Indicações de terapia combinada (macrolídeo e betalactâmico) para tratamento ambulatorial de pneumonia.

Para pacientes ambulatoriais com pneumonia, a diretriz americana sugere adicionar um macrolídeo à terapia com beta-lactâmico em pacientes com alto risco (tabela 2). Estudos randomizados, entretanto, sugerem que a adição de macrolídeos não muda desfechos em pacientes ambulatoriais [15]. No Brasil, a monoterapia com macrolídeo não é recomendada devido ao aumento de resistência do Streptococcus pneumoniae.

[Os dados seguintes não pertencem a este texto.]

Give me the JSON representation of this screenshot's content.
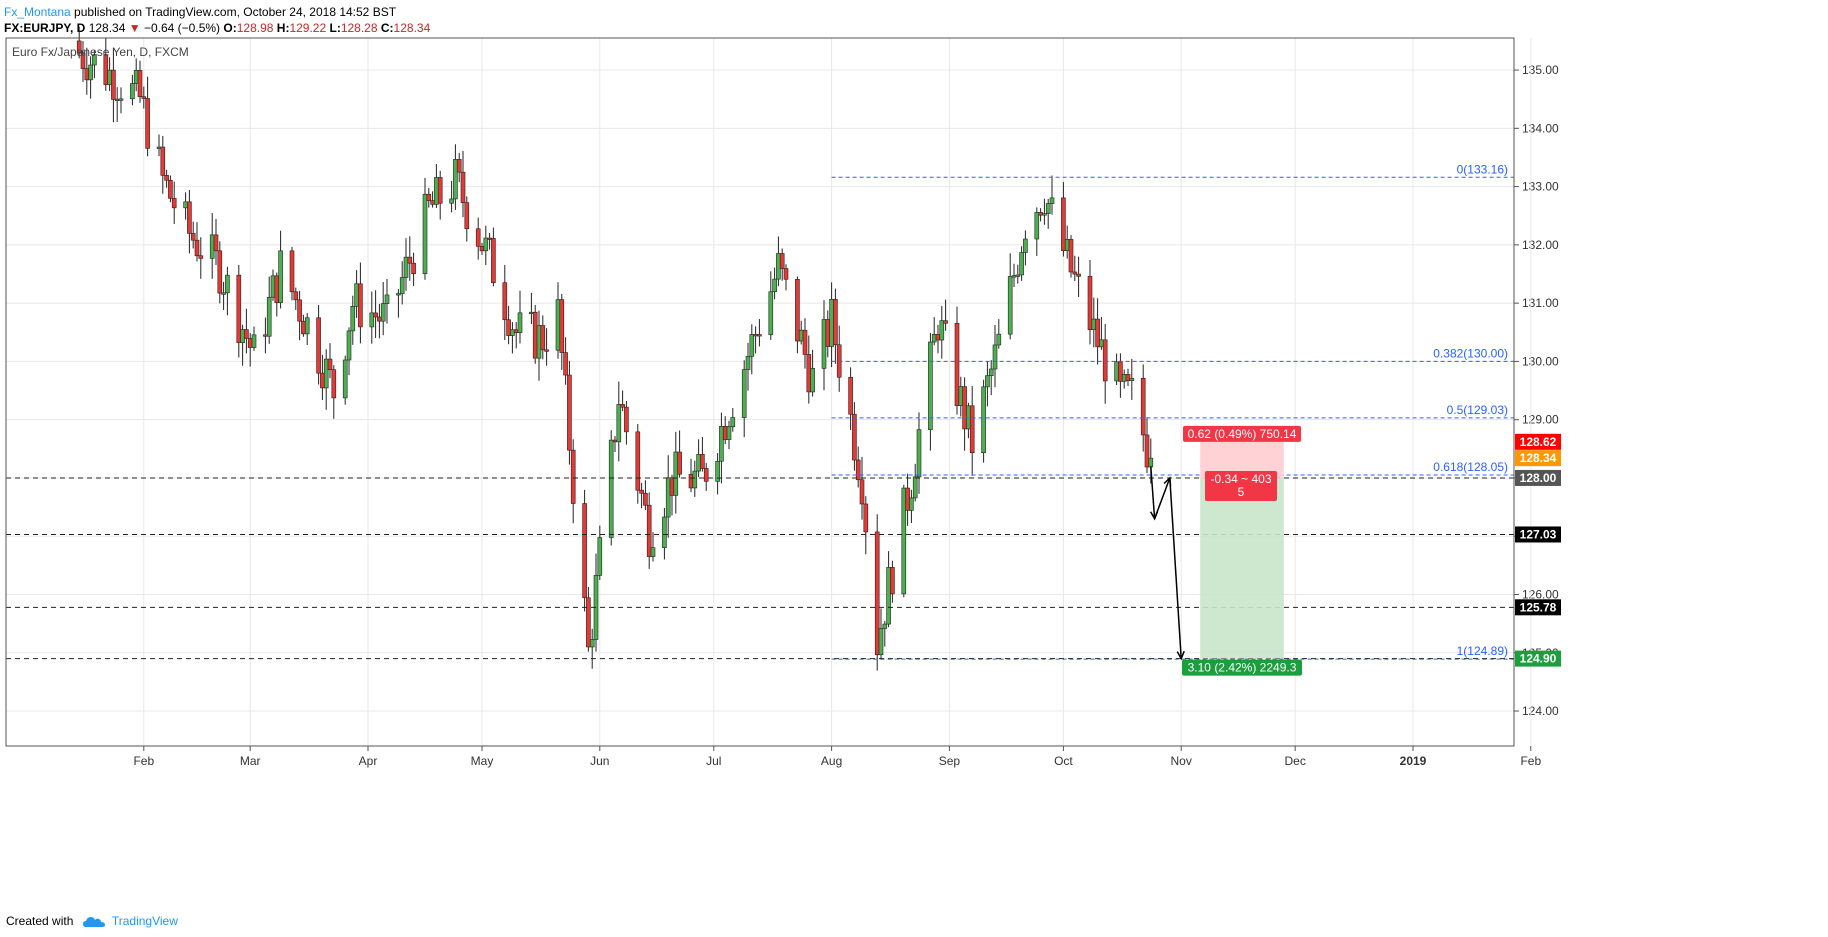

Infecções gastrointestinais, sexualmente transmissíveis e outras indicações

A diretriz americana de diarreias infecciosas sugere o uso de macrolídeos para tratamento de diarreia do viajante [15]. Azitromicina foi semelhante a fluoroquinolonas em cura clínica em estudos randomizados [16]. Com o surgimento de Campylobacter resistente a fluoroquinolonas e a facilidade da posologia, a azitromicina é uma opção terapêutica para diarreias infecciosas.

Em infecções sexualmente transmissíveis, os macrolídeos são recomendados no tratamento de Chlamydia trachomatis e na terapia empírica para uretrite [17]. Também fazem parte do tratamento de Mycoplasma genitalium e são alternativa para o tratamento de sífilis, apesar da possibilidade de resistência. 

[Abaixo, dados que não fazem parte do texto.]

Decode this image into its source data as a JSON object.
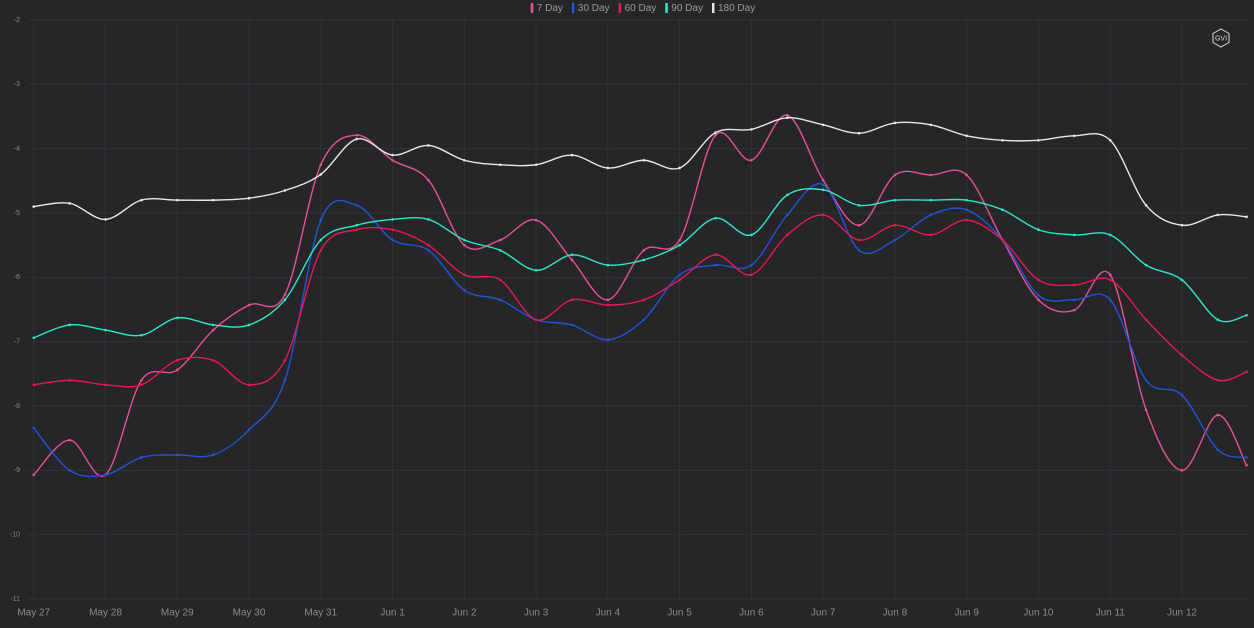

Os macrolídeos tem aplicação no tratamento de doenças respiratórias crônicas. Na DPOC, podem ser considerados em pacientes já com tripla terapia que mantém exacerbações. É recomendada azitromicina 500 mg três vezes por semana por um ano para diminuição de exacerbações. Veja mais sobre o tratamento de DPOC em "Doença Pulmonar Obstrutiva Crônica - GOLD 2023". Os macrolídeos também podem ser usados em pacientes com fibrose cística e bronquiectasias [18].